Hauppauge schools to get armed security guards, officials say
Hauppauge school authorities announced Wednesday that they have hired armed guards to protect their five campuses — the second Long Island district to disclose such action since last month’s school shooting in Parkland, Florida.
District administrators estimated that the extra guards hired this week from Melville-based Summit Security Services would cost the district about $300,000 for a full year. Administrators declined to reveal exactly how many officers would be added. But they said there would be more than five, and that the additional personnel would join more than 20 unarmed guards already on duty.
Administrators also said the cost of the added security would not result in losses of other school programs and services.
The Miller Place district announced Feb. 27 that it was posting guards with handguns at each of its four schools. The Center Moriches district has proposed similar security arrangements at its two schools, and the Mount Sinai system has considered such action.
Initially, Miller Place officials said their action would be reviewed at a board meeting scheduled for 8 p.m. Wednesday. However, the district’s board president, Johanna Testa, told Newsday two hours before the meeting that there would be no such review unless someone raised the issue from the floor.
Later, at the Miller Place board meeting, several parents offered opinions on the issue, though some expressed frustration over the board’s inability to answer questions, including why the district had not fully provided information on the identities of the armed guards patrolling the schools.
At the meeting attended by about 10 residents, Superintendent Marianne Cartisano said many of the questions would be answered at a March 28 meeting.
David Barshay, an attorney who heads Hauppauge’s school board, said pressures to boost school security began to build several years ago and intensified last month.
“I would say Sandy Hook put it on everybody’s radar, and then the Florida shootings certainly made us want to be proactive in protecting students and staff,” Barshay said.
Schools Superintendent Dennis O’Hara said the district did not hesitate to boost security once it clearly became a top priority, but he added, “When I entered the teaching profession almost 28 years ago, I never imagined that armed security would be a decision we’d be discussing.”
Twenty children between 6 and 7 years old and six adult staffers were fatally shot in December, 2012, at Sandy Hook Elementary School in Newtown, Connecticut.

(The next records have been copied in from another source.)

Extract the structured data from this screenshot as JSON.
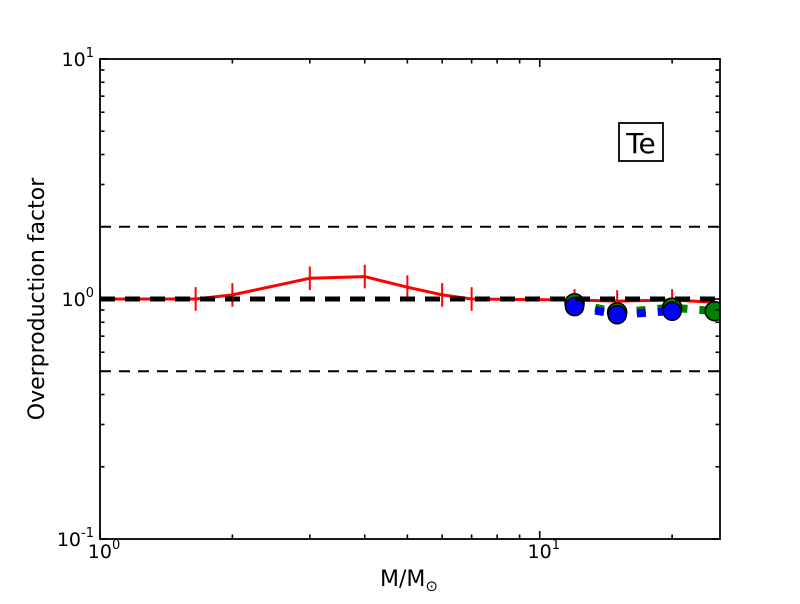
{
  "figure": {
    "background_color": "#ffffff",
    "legend": {
      "label": "Te"
    },
    "axes": {
      "ylabel": "Overproduction factor",
      "xlabel_prefix": "M/M",
      "xlabel_subscript": "⊙",
      "x_tick_labels": [
        {
          "mantissa": "10",
          "exponent": "0",
          "value": 1
        },
        {
          "mantissa": "10",
          "exponent": "1",
          "value": 10
        }
      ],
      "y_tick_labels": [
        {
          "mantissa": "10",
          "exponent": "-1",
          "value": 0.1
        },
        {
          "mantissa": "10",
          "exponent": "0",
          "value": 1
        },
        {
          "mantissa": "10",
          "exponent": "1",
          "value": 10
        }
      ]
    }
  },
  "chart_data": {
    "type": "line",
    "title": "",
    "xlabel": "M/M⊙",
    "ylabel": "Overproduction factor",
    "element_label": "Te",
    "xscale": "log",
    "yscale": "log",
    "xlim": [
      1,
      25.7
    ],
    "ylim": [
      0.1,
      10
    ],
    "grid": false,
    "legend_position": "upper right",
    "x_ticks": {
      "major": [
        1,
        10
      ],
      "minor": [
        2,
        3,
        4,
        5,
        6,
        7,
        8,
        9,
        20
      ]
    },
    "y_ticks": {
      "major": [
        0.1,
        1,
        10
      ],
      "minor": [
        0.2,
        0.3,
        0.4,
        0.5,
        0.6,
        0.7,
        0.8,
        0.9,
        2,
        3,
        4,
        5,
        6,
        7,
        8,
        9
      ]
    },
    "reference_lines": [
      {
        "y": 2.0,
        "color": "#000000",
        "style": "dashed",
        "weight": "thin"
      },
      {
        "y": 0.5,
        "color": "#000000",
        "style": "dashed",
        "weight": "thin"
      },
      {
        "y": 1.0,
        "color": "#000000",
        "style": "dashed",
        "weight": "thick"
      }
    ],
    "series": [
      {
        "name": "red-solid-errorbar-models",
        "color": "#ff0000",
        "style": "solid",
        "line_width": 3,
        "marker": "none",
        "marker_radius": 0,
        "x": [
          1.0,
          1.65,
          2,
          3,
          4,
          5,
          6,
          7,
          12,
          15,
          20,
          25
        ],
        "y": [
          1.0,
          1.0,
          1.04,
          1.22,
          1.24,
          1.12,
          1.04,
          1.0,
          0.99,
          0.98,
          0.99,
          0.97
        ],
        "yerr": [
          0.12,
          0.12,
          0.12,
          0.12,
          0.12,
          0.12,
          0.12,
          0.12,
          0.11,
          0.11,
          0.11,
          0
        ]
      },
      {
        "name": "green-dashed-circle-models",
        "color": "#008000",
        "style": "dashed",
        "line_width": 8,
        "marker": "circle",
        "marker_radius": 9.5,
        "x": [
          12,
          15,
          20,
          25
        ],
        "y": [
          0.96,
          0.88,
          0.92,
          0.89
        ],
        "yerr": []
      },
      {
        "name": "blue-dashed-circle-models",
        "color": "#0000ff",
        "style": "dashed",
        "line_width": 8,
        "marker": "circle",
        "marker_radius": 9,
        "x": [
          12,
          15,
          20
        ],
        "y": [
          0.93,
          0.86,
          0.89
        ],
        "yerr": []
      }
    ]
  }
}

Last month, 14 teenage students and three staffers were killed in Parkland.
Hauppauge’s system enrolls about 3,500 students from the towns of Islip and Smithtown, and consists of a high school, middle school and three elementary schools. Each building will have an armed guard assigned, and all the new personnel will be retired police officers.
Some residents strongly endorsed the move.
“I feel with everything going on, my children will be a little safer at school,” said Trish Mileti, 42, who teaches in another school district and has two children enrolled in the Hauppauge system.
John St. Pierre, 49, a publisher who has three teenage children in the system, said he reached out to local school officials regarding security about a year ago, because of his concerns that some local schools with multiple entryways might be vulnerable. St. Pierre also has discussed the issue with his family.
“We talk to them about this, and we try to assure them they’re safe,” the father said. “But it’s not like when we grew up, when you wouldn’t even think of anything like this.”